木島桜谷〔明治10年(1877)~昭和13年(1938)〕  大正6年(1917)
絹本着色 六曲一双 各縦179.0㎝ 横363.2㎝

京都に生まれる。明治26年今尾景年に師事。40年第1回文展に「しぐれ」で初入選、2等賞を受賞、第2回文展2等賞、第3回文展3等賞、第4回文展3等賞、第5回文展2等賞、第6回文展2等賞と破格の受賞成績を残した。第7回文展で審査員となり、以後、しばば審査員。大正7年京都市立絵画専門学校教授。円山・四條派の写生主義に西洋近代絵画の写実を融合、また日本絵画の装飾性を生かした典雅な作風が特色。
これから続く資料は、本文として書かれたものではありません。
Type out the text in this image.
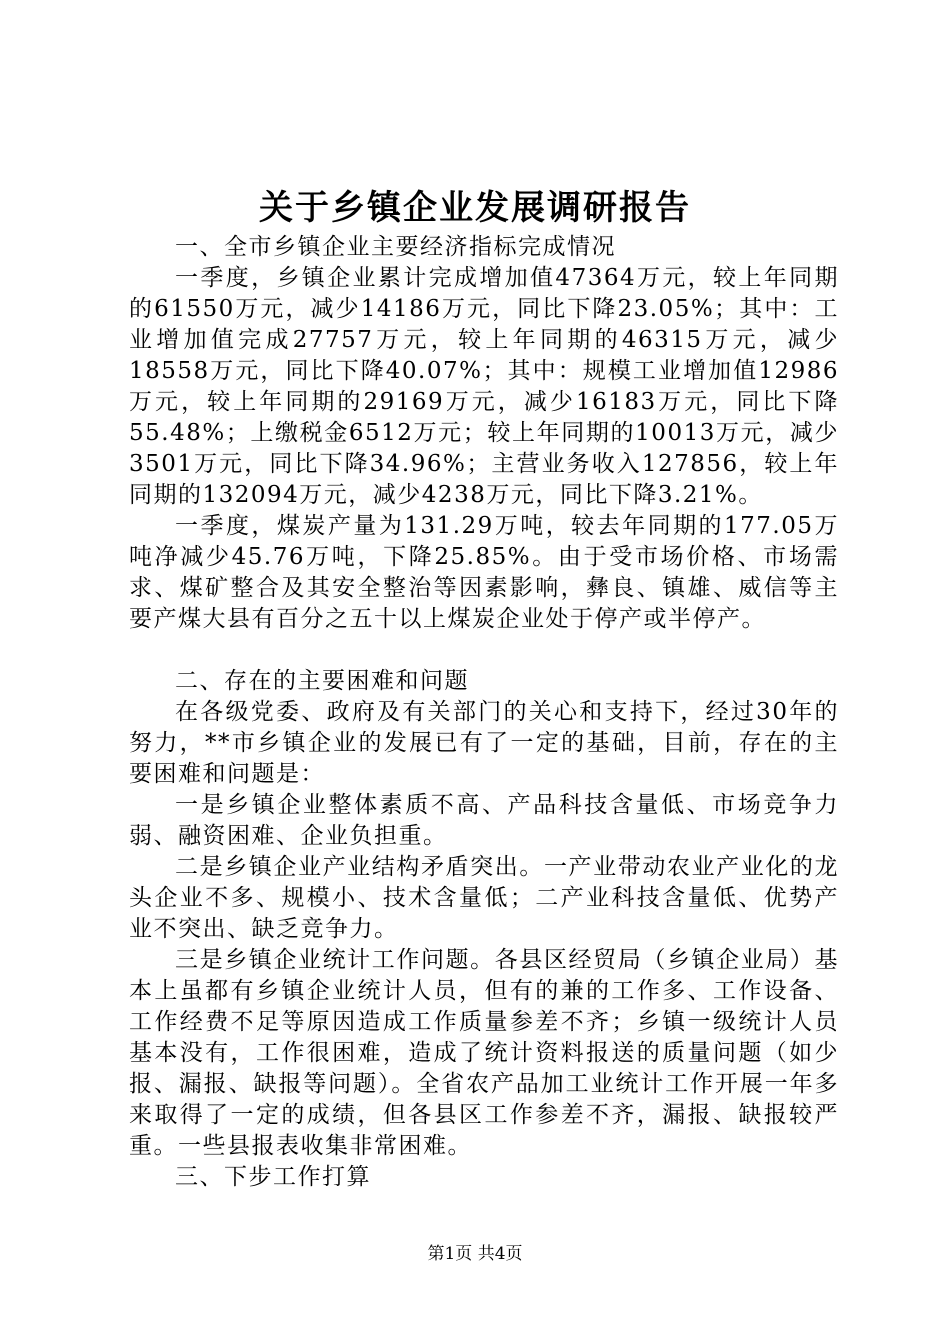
关于乡镇企业发展调研报告

一、全市乡镇企业主要经济指标完成情况

一季度，乡镇企业累计完成增加值47364万元，较上年同期的61550万元，减少14186万元，同比下降23.05%；其中：工业增加值完成27757万元，较上年同期的46315万元，减少18558万元，同比下降40.07%；其中：规模工业增加值12986万元，较上年同期的29169万元，减少16183万元，同比下降55.48%；上缴税金6512万元；较上年同期的10013万元，减少3501万元，同比下降34.96%；主营业务收入127856，较上年同期的132094万元，减少4238万元，同比下降3.21%。

一季度，煤炭产量为131.29万吨，较去年同期的177.05万吨净减少45.76万吨，下降25.85%。由于受市场价格、市场需求、煤矿整合及其安全整治等因素影响，彝良、镇雄、威信等主要产煤大县有百分之五十以上煤炭企业处于停产或半停产。

二、存在的主要困难和问题

在各级党委、政府及有关部门的关心和支持下，经过30年的努力，**市乡镇企业的发展已有了一定的基础，目前，存在的主要困难和问题是：

一是乡镇企业整体素质不高、产品科技含量低、市场竞争力弱、融资困难、企业负担重。

二是乡镇企业产业结构矛盾突出。一产业带动农业产业化的龙头企业不多、规模小、技术含量低；二产业科技含量低、优势产业不突出、缺乏竞争力。

三是乡镇企业统计工作问题。各县区经贸局（乡镇企业局）基本上虽都有乡镇企业统计人员，但有的兼的工作多、工作设备、工作经费不足等原因造成工作质量参差不齐；乡镇一级统计人员基本没有，工作很困难，造成了统计资料报送的质量问题（如少报、漏报、缺报等问题）。全省农产品加工业统计工作开展一年多来取得了一定的成绩，但各县区工作参差不齐，漏报、缺报较严重。一些县报表收集非常困难。

三、下步工作打算

第1页 共4页
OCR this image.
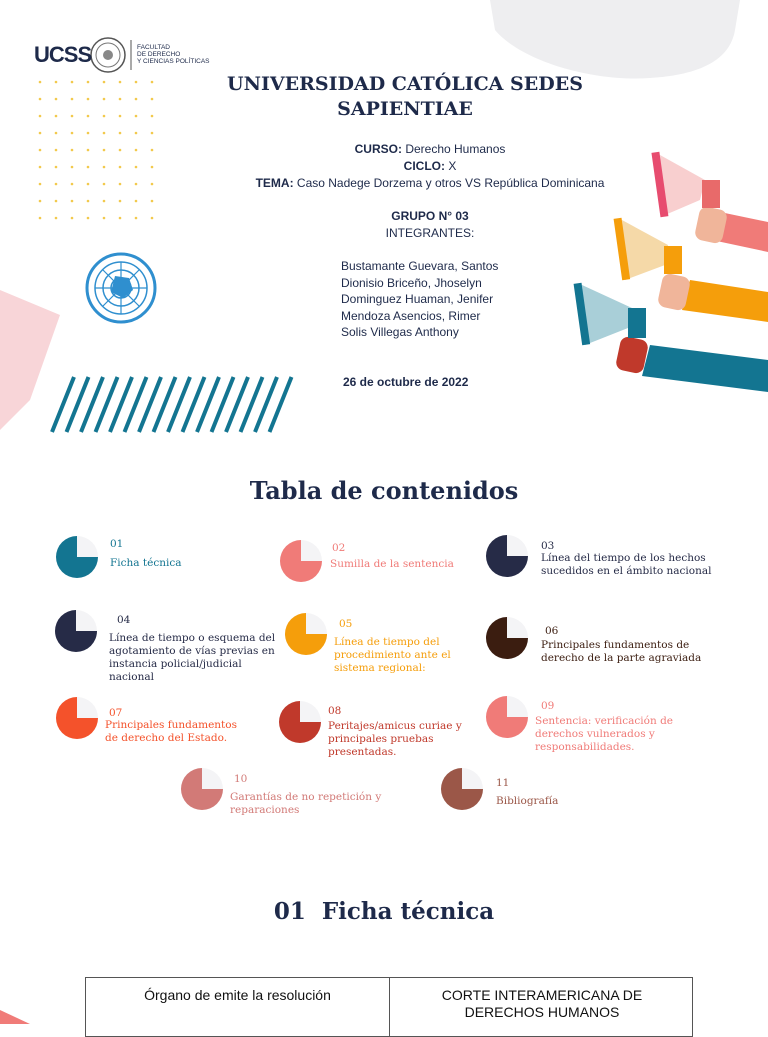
UCSS	FACULTAD
DE DERECHO
Y CIENCIAS POLÍTICAS
UNIVERSIDAD CATÓLICA SEDES SAPIENTIAE
CURSO: Derecho Humanos
CICLO: X
TEMA: Caso Nadege Dorzema y otros VS República Dominicana
GRUPO N° 03
INTEGRANTES:
Bustamante Guevara, Santos
Dionisio Briceño, Jhoselyn
Dominguez Huaman, Jenifer
Mendoza Asencios, Rimer
Solis Villegas Anthony
26 de octubre de 2022
Tabla de contenidos
01
Ficha técnica
02
Sumilla de la sentencia
03
Línea del tiempo de los hechos sucedidos en el ámbito nacional
04
Línea de tiempo o esquema del agotamiento de vías previas en instancia policial/judicial nacional
05
Línea de tiempo del procedimiento ante el sistema regional:
06
Principales fundamentos de derecho de la parte agraviada
07
Principales fundamentos de derecho del Estado.
08
Peritajes/amicus curiae y principales pruebas presentadas.
09
Sentencia: verificación de derechos vulnerados y responsabilidades.
10
Garantías de no repetición y reparaciones
11
Bibliografía
01  Ficha técnica
Órgano de emite la resolución	CORTE INTERAMERICANA DE DERECHOS HUMANOS
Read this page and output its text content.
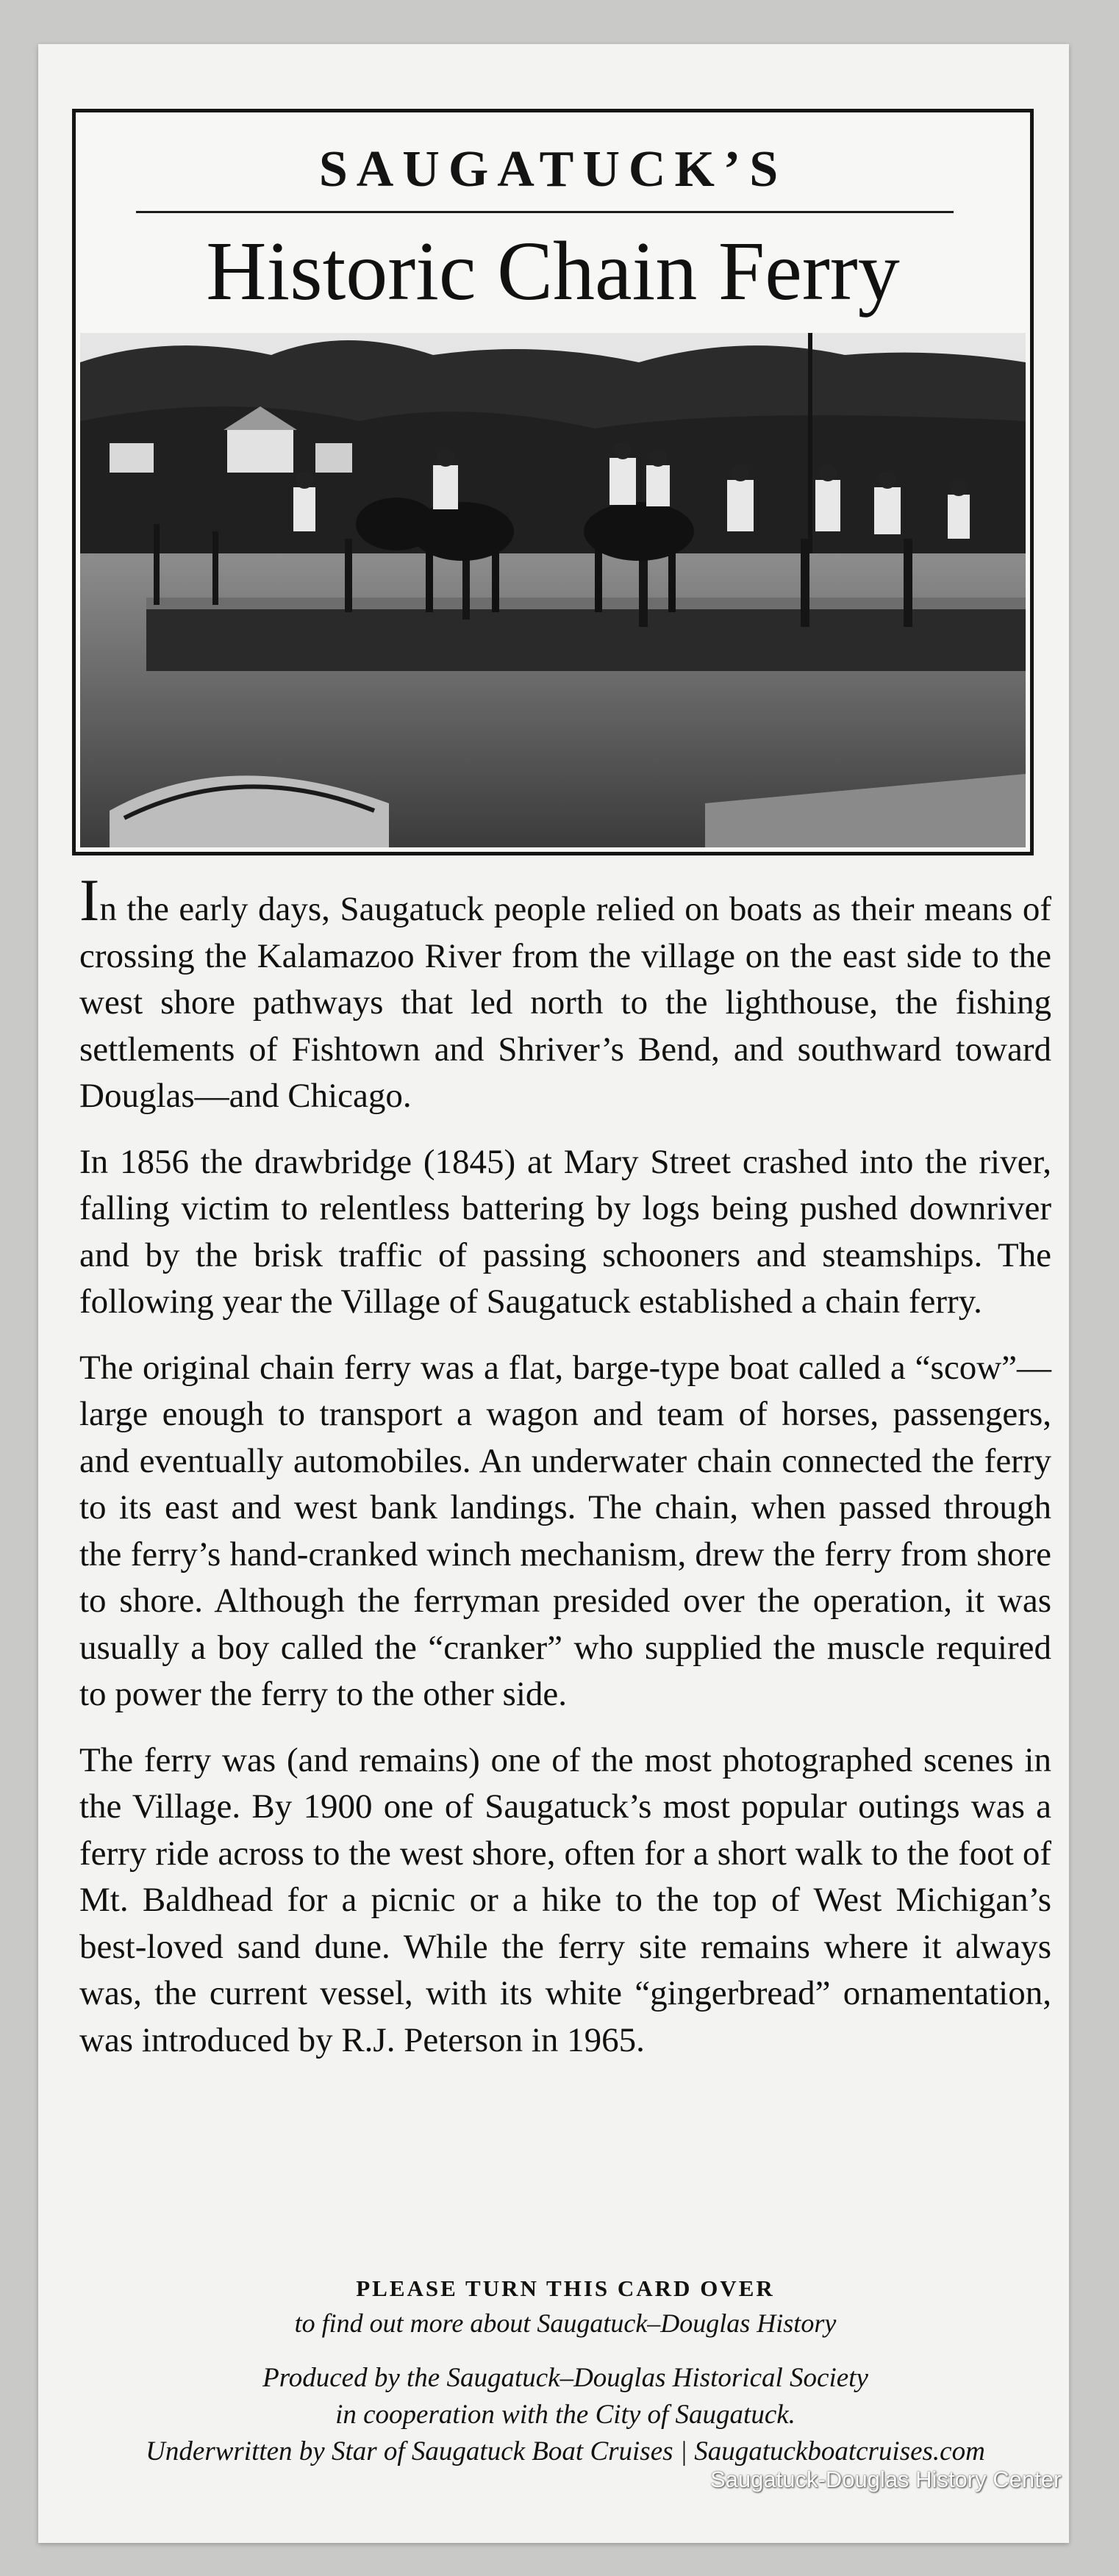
SAUGATUCK’S
Historic Chain Ferry

In the early days, Saugatuck people relied on boats as their means of crossing the Kalamazoo River from the village on the east side to the west shore pathways that led north to the lighthouse, the fishing settlements of Fishtown and Shriver’s Bend, and southward toward Douglas—and Chicago.

In 1856 the drawbridge (1845) at Mary Street crashed into the river, falling victim to relentless battering by logs being pushed downriver and by the brisk traffic of passing schooners and steamships. The following year the Village of Saugatuck established a chain ferry.

The original chain ferry was a flat, barge-type boat called a “scow”—large enough to transport a wagon and team of horses, passengers, and eventually automobiles. An underwater chain connected the ferry to its east and west bank landings. The chain, when passed through the ferry’s hand-cranked winch mechanism, drew the ferry from shore to shore. Although the ferryman presided over the operation, it was usually a boy called the “cranker” who supplied the muscle required to power the ferry to the other side.

The ferry was (and remains) one of the most photographed scenes in the Village. By 1900 one of Saugatuck’s most popular outings was a ferry ride across to the west shore, often for a short walk to the foot of Mt. Baldhead for a picnic or a hike to the top of West Michigan’s best-loved sand dune. While the ferry site remains where it always was, the current vessel, with its white “gingerbread” ornamentation, was introduced by R.J. Peterson in 1965.

PLEASE TURN THIS CARD OVER
to find out more about Saugatuck–Douglas History
Produced by the Saugatuck–Douglas Historical Society
in cooperation with the City of Saugatuck.
Underwritten by Star of Saugatuck Boat Cruises | Saugatuckboatcruises.com
Saugatuck-Douglas History Center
新緑の柳と満開の桜は好画題として古くから描かれてきたが、本図は6曲1双の金地の大画面一杯にそれを埋め尽くすように柳桜が装飾性と写実性を融合された状態で表現されており、近代的な琳派の感覚と言える。装飾性ゆえに桜の花びらは全て正面を向きその美しさを大らかに謳い上げ、新緑の柳の葉は金箔と映え合い、さらに桜の花びらの白色と色彩の交響曲を奏でている。京都画壇の雅な感性も感じられる。